Malawi President, Joyce Banda annuls poll

Semiu Salami
Semiu Salami

Malawi’s President Joyce Banda says she is annulling this week’s general election – in which she was a candidate – because of voting “irregularities”.

Ms Banda had earlier said Tuesday’s vote had been marred by rigging, multiple voting and computer-hacking.

She said a new vote should be held within 90 days but she would not stand again in any new poll.

However, the head of the electoral commission said the president did not have the power to annul the vote.

Malawi’s election was chaotic, with one BBC correspondent reporting people voting two days on from election day because of delays in distributing polling material.

Frustrated voters set one polling station alight and smashed election material at another.

In some places, voting boxes or lids did not arrive so officials used buckets and plastic wrap.

The president of the Malawi Electoral Commission (MEC), Maxon Mbendera. said despite problems involving the electronic count, the poll remained valid and vote-counting would go on.

Late on Friday, the MEC said Joyce Banda’s rival candidate Peter Mutharika had taken a lead of 42 per cent with 30 per cent of votes counted. Ms Banda was in second place with 23 per cent the commission said.

“I am nullifying the elections, using the powers invested in me by the Malawi constitution,” Ms Banda told a news conference.

“I want to give Malawians an opportunity to choose a candidate of their choice in a free and fair manner. When elections are to be held again, I will be stepping aside,” she added.

Banda had previously accused a party, which she did not name, of infiltrating and hacking the MEC’s counting system, the claim which had since been denied by MEC’s chairman.

In a previous statement about the elections, Banda had said that irregularities included the arrest of presiding officers who were “caught in the act of rigging”
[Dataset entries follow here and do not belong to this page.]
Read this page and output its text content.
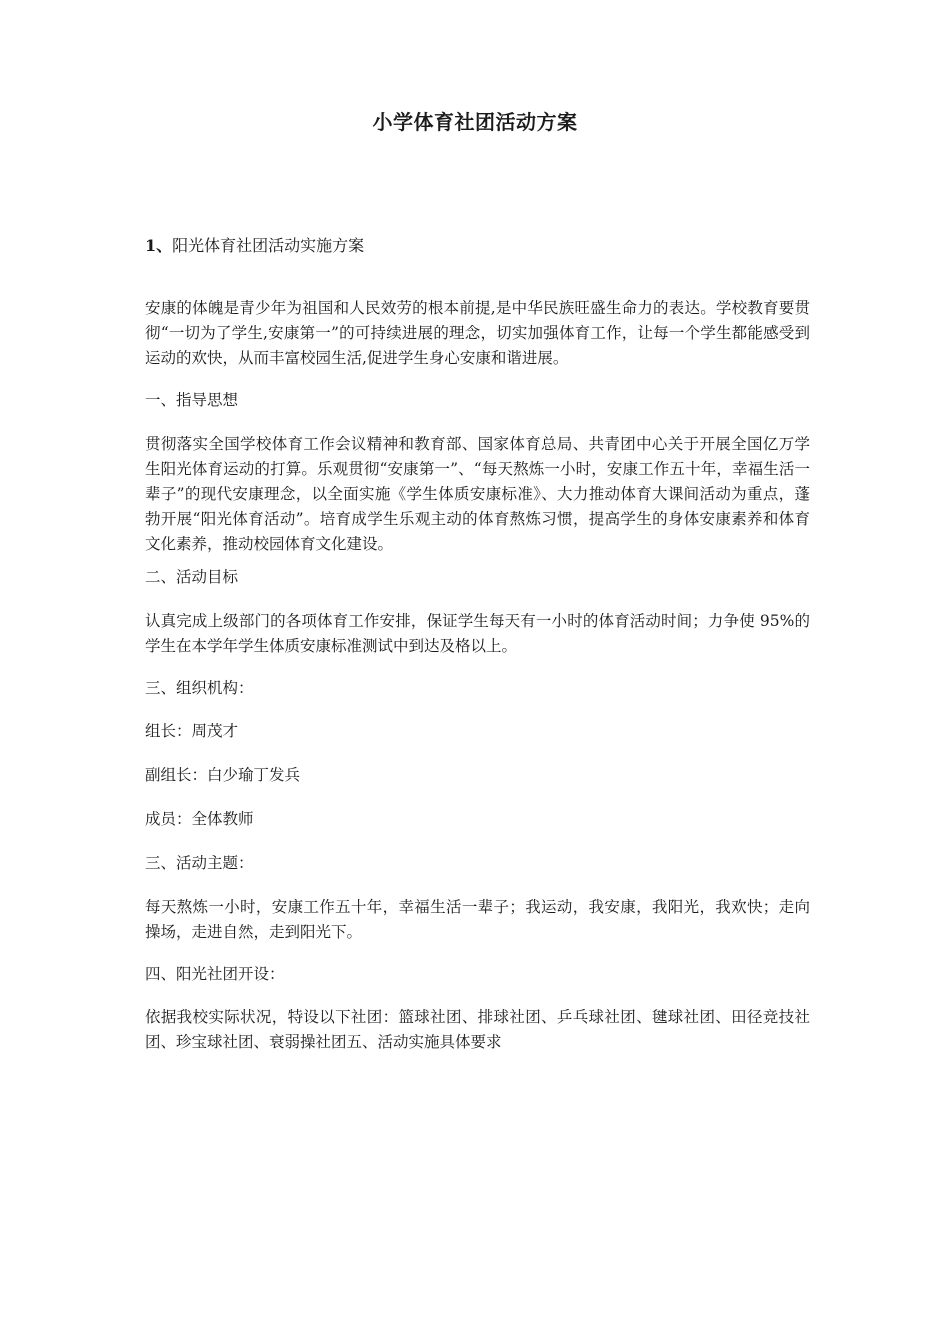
小学体育社团活动方案
1、阳光体育社团活动实施方案

安康的体魄是青少年为祖国和人民效劳的根本前提,是中华民族旺盛生命力的表达。学校教育要贯彻“一切为了学生,安康第一”的可持续进展的理念，切实加强体育工作，让每一个学生都能感受到运动的欢快，从而丰富校园生活,促进学生身心安康和谐进展。

一、指导思想

贯彻落实全国学校体育工作会议精神和教育部、国家体育总局、共青团中心关于开展全国亿万学生阳光体育运动的打算。乐观贯彻“安康第一”、“每天熬炼一小时，安康工作五十年，幸福生活一辈子”的现代安康理念，以全面实施《学生体质安康标准》、大力推动体育大课间活动为重点，蓬勃开展“阳光体育活动”。培育成学生乐观主动的体育熬炼习惯，提高学生的身体安康素养和体育文化素养，推动校园体育文化建设。

二、活动目标

认真完成上级部门的各项体育工作安排，保证学生每天有一小时的体育活动时间；力争使 95%的学生在本学年学生体质安康标准测试中到达及格以上。

三、组织机构：

组长：周茂才

副组长：白少瑜丁发兵

成员：全体教师

三、活动主题：

每天熬炼一小时，安康工作五十年，幸福生活一辈子；我运动，我安康，我阳光，我欢快；走向操场，走进自然，走到阳光下。

四、阳光社团开设：

依据我校实际状况，特设以下社团：篮球社团、排球社团、乒乓球社团、毽球社团、田径竞技社团、珍宝球社团、衰弱操社团五、活动实施具体要求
• Some people voting up to three times

• “Serious anomalies” where some candidates won more votes than the number of registered voters

• Discarded and tampered ballots

• Communication devices of some monitors being blocked

Around 7.5 million people were eligible to vote in the fifth elections since the end of one-party rule 20 years ago.

This was the first time that Malawi held presidential, parliamentary and local elections on the same day.